日常の給油さえも美しく。ガソリンスタンドで切り取る光と影
心に優しいルート管理をしていると、移動の途中にある「単なる用事」も、ひとつの撮影スポットとして楽しめるようになります。
その代表的な場所が、街の小さなガソリンスタンドです。
少し日が傾きかけた時間帯、無機質なコンクリートの床に、給油機の長い影が落ちる風景。
オレンジ色の夕陽と、蛍光灯の青白い光が混ざり合う空間は、どこか映画のワンシーンのような静かな美しさを持っています。
タンクにガソリンが吸い込まれていく音を聞きながら、ふと視線を上げて周囲を観察してみる。
そんなふうに、ただの休憩や給油の時間も「美しい光を探す余白」に変えてしまうと、道中のすべてが愛おしい記録になっていきます。
焦って目的地へ向かっていると見逃してしまう、人工物と自然の光が織りなすひそやかなコントラストですね。
スピードメーターよりも景色を眺めて。風景を味わうための速度
自分の感覚に合ったルートを選ぶと、自然と走るペースも落ちていきます。
速く走るための排気量や、遠くへ行くための重厚な装備よりも、私がバイクに求めているのは「風景を味わうための速度」を心地よく保てることなのだと、最近よく感じます。

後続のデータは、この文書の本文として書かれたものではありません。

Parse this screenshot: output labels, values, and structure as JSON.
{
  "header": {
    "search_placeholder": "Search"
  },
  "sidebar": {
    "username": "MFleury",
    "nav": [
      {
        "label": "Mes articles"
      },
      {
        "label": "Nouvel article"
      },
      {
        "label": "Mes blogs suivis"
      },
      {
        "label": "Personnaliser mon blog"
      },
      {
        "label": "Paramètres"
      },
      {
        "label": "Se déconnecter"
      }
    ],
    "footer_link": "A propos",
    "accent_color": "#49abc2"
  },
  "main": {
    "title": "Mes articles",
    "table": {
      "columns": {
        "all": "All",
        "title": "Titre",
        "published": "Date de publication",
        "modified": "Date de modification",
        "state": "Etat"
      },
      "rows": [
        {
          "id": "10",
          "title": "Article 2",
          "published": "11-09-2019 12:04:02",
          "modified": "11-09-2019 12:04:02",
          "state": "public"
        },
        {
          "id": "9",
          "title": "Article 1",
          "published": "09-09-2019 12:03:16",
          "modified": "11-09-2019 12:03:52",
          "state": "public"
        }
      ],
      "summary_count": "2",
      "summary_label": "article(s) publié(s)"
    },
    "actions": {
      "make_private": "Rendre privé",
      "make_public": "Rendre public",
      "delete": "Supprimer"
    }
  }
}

時速30キロや40キロというゆっくりとしたスピードで走っているとき、風の音に混じって鳥のさえずりが聞こえたり、どこかの家から夕飯のいい匂いが漂ってきたりします。
それは、まるで自転車で散歩しているような、とても温かくて人間らしい速度です。
もし、今の愛車が低速で走ることに窮屈さを感じさせたり、無意識のうちにスピードを出すよう急かしてくるように感じるのなら。
もっと自分の呼吸に合う、身軽で穏やかな車両を見つめ直してみるのも、ひとつの選択かもしれません。
風景と調和しながら走る時間は、何にも代えがたいリセットの時間になりますから。